Future Forward has yet to announce any protest two days have elapsed since party chairman Thanathorn Juangroongruangkit was stripped from his MP status by a court in a case that many of his supporters said was highly politicized. Those who have organized street protests in the past say the situation is simply not equipped for a large scale resistance.
Pro-democracy activist Nuttaa “Bow” Mahattana said the days of the massive and protracted political protests are over. Speaking on the phone, Nuttaa said she doesn’t expect any major street protests even if Thanathorn is jailed or the party disbanded.
“The culture of fear has been created over the past five years under the military junta,” Nuttaa said. “Political protest has been painted as a crime and this led to a culture which detest political assembly.”
Ekachai Hongkangwan, another high-profile activist, agrees with Nutta’s assessment. Unlike Redshirts, who had ample experience of camping out for weeks in Bangkok, supporters of Future Forward Party are mostly the younger generations who do not like to go rough on the streets, Ekachai said.
Predicting a 99 percent likelihood of the party being disbanded, Ekachai said Future Forward supporters are more accustomed to “joining staged events” in enclosed venues than taking to the streets.
Fates of Thanathorn and his party were subjects of much speculation after a court ruling found the 40-year-old politician guilty of breaching election laws and removing him from his MP seat. Some supporters fear the verdict might be followed by further repercussions, including party dissolution or imprisonment of Thanathorn himself.

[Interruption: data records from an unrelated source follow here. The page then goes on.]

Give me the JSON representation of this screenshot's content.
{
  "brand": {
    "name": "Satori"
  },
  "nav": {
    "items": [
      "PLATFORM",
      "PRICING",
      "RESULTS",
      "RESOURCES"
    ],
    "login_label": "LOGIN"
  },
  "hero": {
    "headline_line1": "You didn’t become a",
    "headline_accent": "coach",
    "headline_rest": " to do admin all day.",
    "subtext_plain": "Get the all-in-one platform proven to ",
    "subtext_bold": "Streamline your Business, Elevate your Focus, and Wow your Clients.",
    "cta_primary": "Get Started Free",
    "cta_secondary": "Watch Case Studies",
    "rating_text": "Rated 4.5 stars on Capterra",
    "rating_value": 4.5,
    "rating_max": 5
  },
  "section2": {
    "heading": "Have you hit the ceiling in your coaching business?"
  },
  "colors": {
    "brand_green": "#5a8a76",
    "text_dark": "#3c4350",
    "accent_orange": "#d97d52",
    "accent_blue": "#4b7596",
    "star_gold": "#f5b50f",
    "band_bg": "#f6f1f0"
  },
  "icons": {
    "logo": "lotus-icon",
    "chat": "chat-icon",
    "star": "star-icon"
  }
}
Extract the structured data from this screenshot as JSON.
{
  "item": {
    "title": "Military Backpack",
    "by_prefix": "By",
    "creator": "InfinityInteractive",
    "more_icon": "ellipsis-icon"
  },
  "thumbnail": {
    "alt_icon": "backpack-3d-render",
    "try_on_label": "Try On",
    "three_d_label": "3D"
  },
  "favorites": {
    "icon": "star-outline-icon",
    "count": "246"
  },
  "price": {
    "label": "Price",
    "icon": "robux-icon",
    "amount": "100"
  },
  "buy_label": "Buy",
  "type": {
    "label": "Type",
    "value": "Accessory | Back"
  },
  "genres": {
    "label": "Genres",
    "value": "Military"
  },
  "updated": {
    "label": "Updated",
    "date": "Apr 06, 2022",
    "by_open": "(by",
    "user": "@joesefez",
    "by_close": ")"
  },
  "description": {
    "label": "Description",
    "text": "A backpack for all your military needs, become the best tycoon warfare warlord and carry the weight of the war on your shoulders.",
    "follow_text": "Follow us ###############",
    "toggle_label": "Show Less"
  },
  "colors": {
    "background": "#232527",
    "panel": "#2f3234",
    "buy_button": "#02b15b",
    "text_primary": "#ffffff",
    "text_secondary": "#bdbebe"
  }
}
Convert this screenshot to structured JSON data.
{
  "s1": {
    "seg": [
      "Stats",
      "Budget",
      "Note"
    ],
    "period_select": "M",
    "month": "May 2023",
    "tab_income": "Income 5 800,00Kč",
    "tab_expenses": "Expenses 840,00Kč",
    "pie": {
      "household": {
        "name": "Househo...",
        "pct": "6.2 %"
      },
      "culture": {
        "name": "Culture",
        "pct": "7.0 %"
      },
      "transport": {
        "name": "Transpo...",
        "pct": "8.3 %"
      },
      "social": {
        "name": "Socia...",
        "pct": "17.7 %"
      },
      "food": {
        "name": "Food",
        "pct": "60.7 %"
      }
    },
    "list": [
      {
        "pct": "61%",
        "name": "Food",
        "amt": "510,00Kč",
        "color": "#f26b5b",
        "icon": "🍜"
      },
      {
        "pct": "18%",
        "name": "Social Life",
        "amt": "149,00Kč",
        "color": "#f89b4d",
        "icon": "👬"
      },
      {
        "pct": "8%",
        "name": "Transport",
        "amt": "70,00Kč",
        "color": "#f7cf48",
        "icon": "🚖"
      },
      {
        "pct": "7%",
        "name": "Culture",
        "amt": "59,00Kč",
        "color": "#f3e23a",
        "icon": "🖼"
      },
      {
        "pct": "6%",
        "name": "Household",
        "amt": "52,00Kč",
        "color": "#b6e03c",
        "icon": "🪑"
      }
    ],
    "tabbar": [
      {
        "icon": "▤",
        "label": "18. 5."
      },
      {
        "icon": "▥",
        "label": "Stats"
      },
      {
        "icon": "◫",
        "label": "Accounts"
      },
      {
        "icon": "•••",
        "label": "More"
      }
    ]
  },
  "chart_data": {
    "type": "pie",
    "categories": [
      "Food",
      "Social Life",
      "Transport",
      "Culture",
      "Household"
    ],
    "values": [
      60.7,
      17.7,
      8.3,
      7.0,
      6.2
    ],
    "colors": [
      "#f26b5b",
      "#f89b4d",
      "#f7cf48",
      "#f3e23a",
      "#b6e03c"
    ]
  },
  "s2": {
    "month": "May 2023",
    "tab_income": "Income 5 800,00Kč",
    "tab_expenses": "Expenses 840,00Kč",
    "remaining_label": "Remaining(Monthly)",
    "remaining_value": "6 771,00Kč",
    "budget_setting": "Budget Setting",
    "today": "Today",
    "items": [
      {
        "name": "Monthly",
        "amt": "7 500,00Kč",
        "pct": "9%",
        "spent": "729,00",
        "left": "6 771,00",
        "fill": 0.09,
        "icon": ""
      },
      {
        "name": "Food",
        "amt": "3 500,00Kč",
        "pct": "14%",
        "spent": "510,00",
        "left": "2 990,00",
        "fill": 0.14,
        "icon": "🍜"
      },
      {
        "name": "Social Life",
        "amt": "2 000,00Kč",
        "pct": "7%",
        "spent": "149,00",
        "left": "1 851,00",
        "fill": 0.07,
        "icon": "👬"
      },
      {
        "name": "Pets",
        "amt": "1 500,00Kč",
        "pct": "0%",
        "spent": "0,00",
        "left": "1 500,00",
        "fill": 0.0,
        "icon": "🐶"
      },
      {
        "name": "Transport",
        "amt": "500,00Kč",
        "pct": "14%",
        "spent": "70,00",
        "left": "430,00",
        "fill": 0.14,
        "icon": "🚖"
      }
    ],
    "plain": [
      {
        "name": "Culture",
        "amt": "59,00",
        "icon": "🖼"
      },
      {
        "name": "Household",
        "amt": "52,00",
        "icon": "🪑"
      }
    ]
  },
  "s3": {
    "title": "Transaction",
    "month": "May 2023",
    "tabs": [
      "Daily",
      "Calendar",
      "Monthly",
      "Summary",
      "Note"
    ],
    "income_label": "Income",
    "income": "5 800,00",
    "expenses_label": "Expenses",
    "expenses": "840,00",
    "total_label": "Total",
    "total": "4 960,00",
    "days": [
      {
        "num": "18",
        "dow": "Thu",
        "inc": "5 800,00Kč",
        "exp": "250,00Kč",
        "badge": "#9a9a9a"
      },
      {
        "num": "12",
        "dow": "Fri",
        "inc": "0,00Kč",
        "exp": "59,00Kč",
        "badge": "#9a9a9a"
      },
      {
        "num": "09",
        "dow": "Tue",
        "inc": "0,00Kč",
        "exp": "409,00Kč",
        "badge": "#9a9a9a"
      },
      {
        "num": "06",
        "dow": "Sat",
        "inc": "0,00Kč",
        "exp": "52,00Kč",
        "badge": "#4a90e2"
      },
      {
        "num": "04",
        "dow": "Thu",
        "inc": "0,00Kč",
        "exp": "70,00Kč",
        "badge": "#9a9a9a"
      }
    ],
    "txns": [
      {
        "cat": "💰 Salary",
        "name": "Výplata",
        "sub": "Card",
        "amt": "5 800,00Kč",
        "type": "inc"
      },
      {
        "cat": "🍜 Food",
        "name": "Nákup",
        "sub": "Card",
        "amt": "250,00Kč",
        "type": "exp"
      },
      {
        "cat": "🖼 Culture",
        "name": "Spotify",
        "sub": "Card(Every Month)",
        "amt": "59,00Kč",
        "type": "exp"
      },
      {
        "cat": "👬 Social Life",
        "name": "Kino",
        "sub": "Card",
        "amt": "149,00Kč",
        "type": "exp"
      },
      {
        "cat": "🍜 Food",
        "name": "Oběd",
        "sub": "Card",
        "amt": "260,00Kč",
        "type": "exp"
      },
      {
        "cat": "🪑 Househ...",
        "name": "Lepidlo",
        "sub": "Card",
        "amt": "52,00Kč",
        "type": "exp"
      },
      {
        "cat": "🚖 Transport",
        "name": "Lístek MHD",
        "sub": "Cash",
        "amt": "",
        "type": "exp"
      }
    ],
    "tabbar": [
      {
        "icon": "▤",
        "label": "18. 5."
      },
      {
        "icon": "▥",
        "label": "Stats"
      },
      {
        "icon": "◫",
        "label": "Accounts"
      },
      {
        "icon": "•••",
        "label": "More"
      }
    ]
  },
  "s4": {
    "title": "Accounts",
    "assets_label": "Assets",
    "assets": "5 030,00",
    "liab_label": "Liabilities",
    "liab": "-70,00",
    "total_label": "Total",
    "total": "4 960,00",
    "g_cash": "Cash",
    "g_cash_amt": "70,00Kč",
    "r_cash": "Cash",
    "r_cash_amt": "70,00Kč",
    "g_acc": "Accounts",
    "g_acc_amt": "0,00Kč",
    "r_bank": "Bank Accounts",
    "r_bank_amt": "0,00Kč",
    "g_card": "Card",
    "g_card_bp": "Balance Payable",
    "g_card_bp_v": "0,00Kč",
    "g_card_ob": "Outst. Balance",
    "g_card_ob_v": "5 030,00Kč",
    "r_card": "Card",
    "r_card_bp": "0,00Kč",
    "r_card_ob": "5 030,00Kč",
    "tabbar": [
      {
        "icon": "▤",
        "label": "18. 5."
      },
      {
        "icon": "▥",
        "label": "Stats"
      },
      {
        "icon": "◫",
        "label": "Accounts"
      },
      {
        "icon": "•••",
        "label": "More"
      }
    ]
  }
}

Thanathorn struck a belligerent tone in his Thursday post on Instagram, saying that will continue to fight even if he ends up in prison.
“Even if my persistence to speak the truth like this means I have to end my life in prison, I will be proud,” Thanathorn wrote.
The possibility of a confrontation between the establishment and Future Forward Party, which counts at least 6 million votes in the latest election, raises concern that the cycle of street protests and violence may return to Thailand.
But activists interviewed for this story say such a scenario is unlikely. Nuttaa predicted that supporters of Future Forward won’t take to the streets even if their party is disbanded.
“It will be treated as just another news item,” Nuttaa, who led a series of small protests against the junta rule, said in an interview.
Future Forward Party spokeswoman Pannika Wanich could not be reached for comment as of publication time.
Student activist Netiwit Chotiphatphaisal said many young people, the core supporters of the party, may have no experience joining political protests. He said it also depends on Future Forward level of willingness to offer a resistance.
“Has Future Forward Party prepared the matter?” Netiwit said. “Have they held any training, coordinated with political activists outside the party for taking to the streets?”
The party’s refusal to call for a protest against Wednesday’s verdict was also met with frustration from some party supporters, who said it’s time to express their dissent beyond the echo chamber of social media.
“People of the new generation keep getting insulted that they are only good at generating hashtags and complaining,” activist Tanawat Wongchai wrote in a thread that has been shared at least 1,300 times. “If we are to hold a brief, ‘creative’ rally, without causing any trouble … are we ready for that?”
Longtime pro-democracy activist Sombat Boonngam-anong said the new generation can still learn to take to the streets, given proper environment.
“Having the party disbanded is definitely a condition that can lead to protests. As to whether there will be a demonstration or not, it depends on leadership. Who will ignite the protests?” Sombat said
He noted that the Future Forward Party has been careful in not making a threat to take its supporters to the streets.
“This has always been their stance. But when parliamentary politics failed. What will they do?” Sombat said.